Monday, May 02, 2011

Eva Cassidy, Clare Bowditch, and the Fields of Melbourne

Beloved came home from the Eva tribute breathless with excitement, almost teary with emotion and told me firmly I was to go see the final show Sunday afternoon. She would mind the kids and it would be done. I simply could not miss it.

Eva Cassidy has perhaps the most beautiful voice I've heard. Her story is told elsewhere, but it is short and tragic, and reflects not only the essential unfairness of life but also the cold, anti-creative machine that is the music industry. I discovered her posthumously, like almost everyone, at the tail end of my time in London.

I am a closet singer. Correct that, there is nothing closet about it, I've had lessons and sang a song I had written at my wedding. But closet in the sense that if I had half Eva's (or Clare's) voice I would be weaving tales of woe through the venues of northern Melbourne on a regular basis.
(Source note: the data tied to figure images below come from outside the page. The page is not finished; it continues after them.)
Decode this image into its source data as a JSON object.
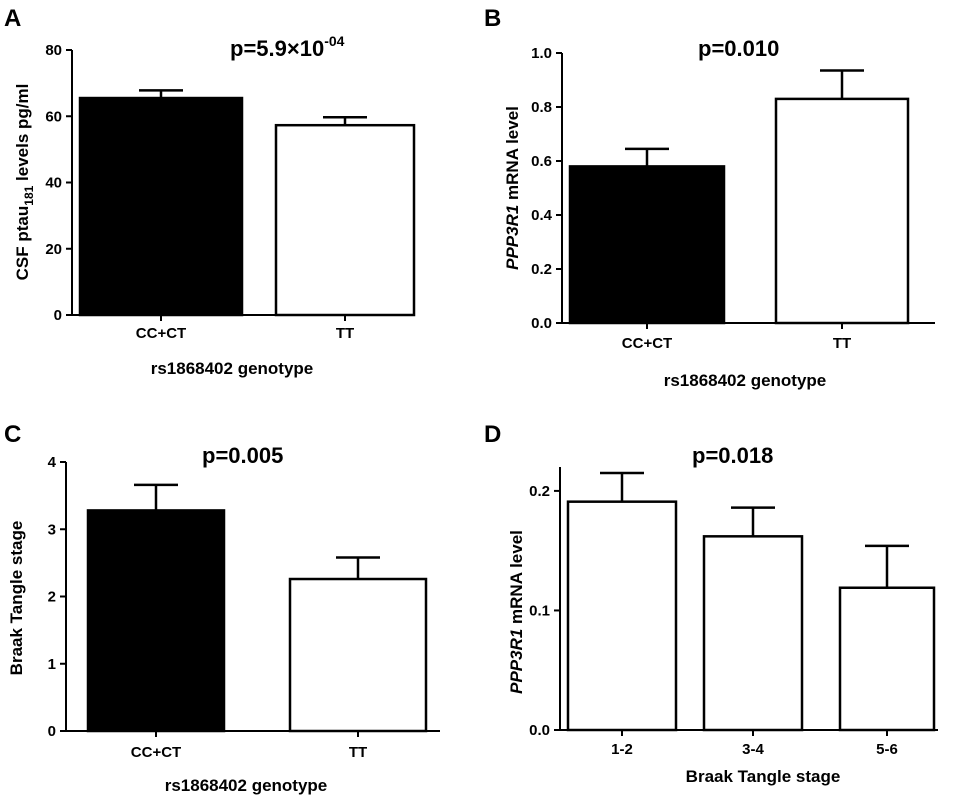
{
  "chart_data": [
    {
      "panel": "A",
      "type": "bar",
      "annotation": "p=5.9×10",
      "annotation_sup": "-04",
      "ylabel_main": "CSF ptau",
      "ylabel_sub": "181",
      "ylabel_rest": " levels pg/ml",
      "xlabel": "rs1868402 genotype",
      "categories": [
        "CC+CT",
        "TT"
      ],
      "values": [
        65.5,
        57.3
      ],
      "errors": [
        2.3,
        2.4
      ],
      "fills": [
        "#000000",
        "#ffffff"
      ],
      "ylim": [
        0,
        80
      ],
      "yticks": [
        0,
        20,
        40,
        60,
        80
      ],
      "ytick_labels": [
        "0",
        "20",
        "40",
        "60",
        "80"
      ]
    },
    {
      "panel": "B",
      "type": "bar",
      "annotation": "p=0.010",
      "ylabel_italic": "PPP3R1",
      "ylabel_rest": " mRNA level",
      "xlabel": "rs1868402 genotype",
      "categories": [
        "CC+CT",
        "TT"
      ],
      "values": [
        0.58,
        0.83
      ],
      "errors": [
        0.065,
        0.105
      ],
      "fills": [
        "#000000",
        "#ffffff"
      ],
      "ylim": [
        0,
        1.0
      ],
      "yticks": [
        0,
        0.2,
        0.4,
        0.6,
        0.8,
        1.0
      ],
      "ytick_labels": [
        "0.0",
        "0.2",
        "0.4",
        "0.6",
        "0.8",
        "1.0"
      ]
    },
    {
      "panel": "C",
      "type": "bar",
      "annotation": "p=0.005",
      "ylabel_main": "Braak Tangle stage",
      "xlabel": "rs1868402 genotype",
      "categories": [
        "CC+CT",
        "TT"
      ],
      "values": [
        3.28,
        2.26
      ],
      "errors": [
        0.38,
        0.32
      ],
      "fills": [
        "#000000",
        "#ffffff"
      ],
      "ylim": [
        0,
        4
      ],
      "yticks": [
        0,
        1,
        2,
        3,
        4
      ],
      "ytick_labels": [
        "0",
        "1",
        "2",
        "3",
        "4"
      ]
    },
    {
      "panel": "D",
      "type": "bar",
      "annotation": "p=0.018",
      "ylabel_italic": "PPP3R1",
      "ylabel_rest": " mRNA level",
      "xlabel": "Braak Tangle stage",
      "categories": [
        "1-2",
        "3-4",
        "5-6"
      ],
      "values": [
        0.191,
        0.162,
        0.119
      ],
      "errors": [
        0.024,
        0.024,
        0.035
      ],
      "fills": [
        "#ffffff",
        "#ffffff",
        "#ffffff"
      ],
      "ylim": [
        0,
        0.22
      ],
      "yticks": [
        0,
        0.1,
        0.2
      ],
      "ytick_labels": [
        "0.0",
        "0.1",
        "0.2"
      ]
    }
  ]
}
My version of crooning was wrapped up in my early romantic haze with Beloved. The first night we got it together, I asked if I could get her something, she joked 'sing me a lullaby', and I picked up the guitar in the dark and warbled out 'Van Deimen's Land'. She wrote home about that effort! The night before she was to leave, on a separate journey to our chosen home in Melbourne, we huddled together and rocked on the step of the bathroom, and it was 'Waltzing Matilda' (the sad, reflective version not the rugby cheer squad version!).
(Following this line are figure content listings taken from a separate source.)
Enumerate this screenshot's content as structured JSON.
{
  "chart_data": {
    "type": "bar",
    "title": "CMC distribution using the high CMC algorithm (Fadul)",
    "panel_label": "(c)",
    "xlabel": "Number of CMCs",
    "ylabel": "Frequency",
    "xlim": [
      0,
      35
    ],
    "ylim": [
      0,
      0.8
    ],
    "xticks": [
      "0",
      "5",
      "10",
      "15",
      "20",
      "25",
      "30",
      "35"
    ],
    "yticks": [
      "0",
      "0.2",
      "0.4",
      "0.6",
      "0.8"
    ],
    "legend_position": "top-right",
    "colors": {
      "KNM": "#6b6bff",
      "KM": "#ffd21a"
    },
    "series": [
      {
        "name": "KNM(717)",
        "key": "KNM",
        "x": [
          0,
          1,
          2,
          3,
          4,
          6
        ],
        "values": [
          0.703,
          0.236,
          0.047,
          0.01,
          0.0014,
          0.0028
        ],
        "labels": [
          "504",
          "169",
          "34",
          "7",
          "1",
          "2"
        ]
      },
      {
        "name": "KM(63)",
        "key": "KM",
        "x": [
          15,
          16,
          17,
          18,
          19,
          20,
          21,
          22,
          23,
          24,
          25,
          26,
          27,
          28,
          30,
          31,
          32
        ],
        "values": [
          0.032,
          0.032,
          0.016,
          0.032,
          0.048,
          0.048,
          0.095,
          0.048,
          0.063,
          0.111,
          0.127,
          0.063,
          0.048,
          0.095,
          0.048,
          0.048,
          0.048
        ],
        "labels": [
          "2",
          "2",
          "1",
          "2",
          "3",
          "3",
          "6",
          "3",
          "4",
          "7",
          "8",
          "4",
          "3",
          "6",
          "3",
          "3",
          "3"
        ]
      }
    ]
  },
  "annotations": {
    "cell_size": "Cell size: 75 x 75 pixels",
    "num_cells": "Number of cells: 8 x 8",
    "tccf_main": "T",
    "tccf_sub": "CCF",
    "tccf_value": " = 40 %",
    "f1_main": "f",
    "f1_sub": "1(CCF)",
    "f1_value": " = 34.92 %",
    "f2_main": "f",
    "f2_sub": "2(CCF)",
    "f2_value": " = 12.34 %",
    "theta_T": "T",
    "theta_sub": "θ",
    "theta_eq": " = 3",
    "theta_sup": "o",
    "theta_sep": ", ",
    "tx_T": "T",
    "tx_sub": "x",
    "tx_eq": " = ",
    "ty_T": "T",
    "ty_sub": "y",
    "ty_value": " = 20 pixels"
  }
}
As she left she handed me a present, Songbird, and told me that when we met she expected me to have learned, and to sing to her, Eva's version of Fields of Gold. And I did. And we are married with Bear and Mitts. So there is back story...
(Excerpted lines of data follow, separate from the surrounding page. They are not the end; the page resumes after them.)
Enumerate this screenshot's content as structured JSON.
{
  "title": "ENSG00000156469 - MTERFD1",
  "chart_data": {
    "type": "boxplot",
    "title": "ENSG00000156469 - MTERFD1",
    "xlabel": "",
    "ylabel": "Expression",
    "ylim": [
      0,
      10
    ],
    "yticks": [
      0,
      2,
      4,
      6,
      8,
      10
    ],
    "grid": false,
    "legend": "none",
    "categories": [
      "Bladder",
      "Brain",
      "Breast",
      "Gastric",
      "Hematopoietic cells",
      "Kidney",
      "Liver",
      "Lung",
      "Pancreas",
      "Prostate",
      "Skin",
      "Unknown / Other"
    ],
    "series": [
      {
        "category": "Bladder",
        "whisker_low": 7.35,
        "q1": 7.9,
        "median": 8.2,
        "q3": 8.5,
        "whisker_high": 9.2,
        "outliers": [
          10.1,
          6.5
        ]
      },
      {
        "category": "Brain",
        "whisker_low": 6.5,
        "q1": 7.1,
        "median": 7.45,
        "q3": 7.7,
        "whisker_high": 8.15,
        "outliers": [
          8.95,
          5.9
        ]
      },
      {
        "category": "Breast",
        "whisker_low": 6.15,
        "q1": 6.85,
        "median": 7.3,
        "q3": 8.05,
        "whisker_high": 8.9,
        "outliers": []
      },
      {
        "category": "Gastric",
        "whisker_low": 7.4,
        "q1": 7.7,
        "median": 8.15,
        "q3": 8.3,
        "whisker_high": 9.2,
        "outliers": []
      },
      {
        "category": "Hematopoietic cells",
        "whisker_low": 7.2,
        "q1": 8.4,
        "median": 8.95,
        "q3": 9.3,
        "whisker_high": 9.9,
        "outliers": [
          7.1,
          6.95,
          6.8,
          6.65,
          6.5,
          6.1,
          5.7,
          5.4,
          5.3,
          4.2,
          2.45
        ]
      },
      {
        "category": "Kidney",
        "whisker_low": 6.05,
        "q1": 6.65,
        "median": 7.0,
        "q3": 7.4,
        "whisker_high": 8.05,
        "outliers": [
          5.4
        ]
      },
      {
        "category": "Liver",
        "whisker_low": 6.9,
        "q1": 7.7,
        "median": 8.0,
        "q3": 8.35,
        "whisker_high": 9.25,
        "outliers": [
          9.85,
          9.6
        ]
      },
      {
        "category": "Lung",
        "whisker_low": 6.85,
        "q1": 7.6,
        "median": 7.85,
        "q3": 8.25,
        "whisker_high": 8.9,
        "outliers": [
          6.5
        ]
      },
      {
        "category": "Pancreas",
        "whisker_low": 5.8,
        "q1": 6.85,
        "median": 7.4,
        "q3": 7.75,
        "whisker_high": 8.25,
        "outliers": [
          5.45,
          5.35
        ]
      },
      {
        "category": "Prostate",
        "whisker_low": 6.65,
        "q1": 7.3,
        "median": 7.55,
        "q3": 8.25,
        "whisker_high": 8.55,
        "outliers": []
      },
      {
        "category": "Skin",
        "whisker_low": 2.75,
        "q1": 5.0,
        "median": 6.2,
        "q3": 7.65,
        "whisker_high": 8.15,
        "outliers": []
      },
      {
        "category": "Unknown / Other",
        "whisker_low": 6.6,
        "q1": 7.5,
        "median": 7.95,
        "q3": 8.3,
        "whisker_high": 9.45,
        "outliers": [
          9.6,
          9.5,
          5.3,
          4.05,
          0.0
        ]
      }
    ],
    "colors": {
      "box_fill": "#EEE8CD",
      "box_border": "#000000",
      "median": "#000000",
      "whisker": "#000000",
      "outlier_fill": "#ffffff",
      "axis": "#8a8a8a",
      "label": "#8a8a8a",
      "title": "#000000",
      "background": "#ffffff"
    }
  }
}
I couldn't help tearing up in that song, beautifully rendered. Clare did a wonderful job. The show intersperses songs with anecdotes about Eva, and some from Clare's life that are a bit like the one above, symbolic encounters that give subjective response to the narrative. The musicians were exceptional- you could hate the songs and Clare's voice (well you would be a robot, but anyway...) and still enjoy seeing several incredible musicians. This was perhaps the only time I can remember when I had an emotional - in the soulful, balladic sense- response to drumming!

When I bought Clare's album afterwards, and asked her to dedicate it to Bear and Mitts, she added 'Top Dad'. I was rather chuffed. I decided to spare her the story about how she got the last 2 car seats in Darebin right in front of Bear in the queue.

I came home and picked up the guitar. I was still singing in the car this morning. Dreams and all that. Although the conclusion I reached is that with musicianship like that around I would do better to put my creative energies into bonsai.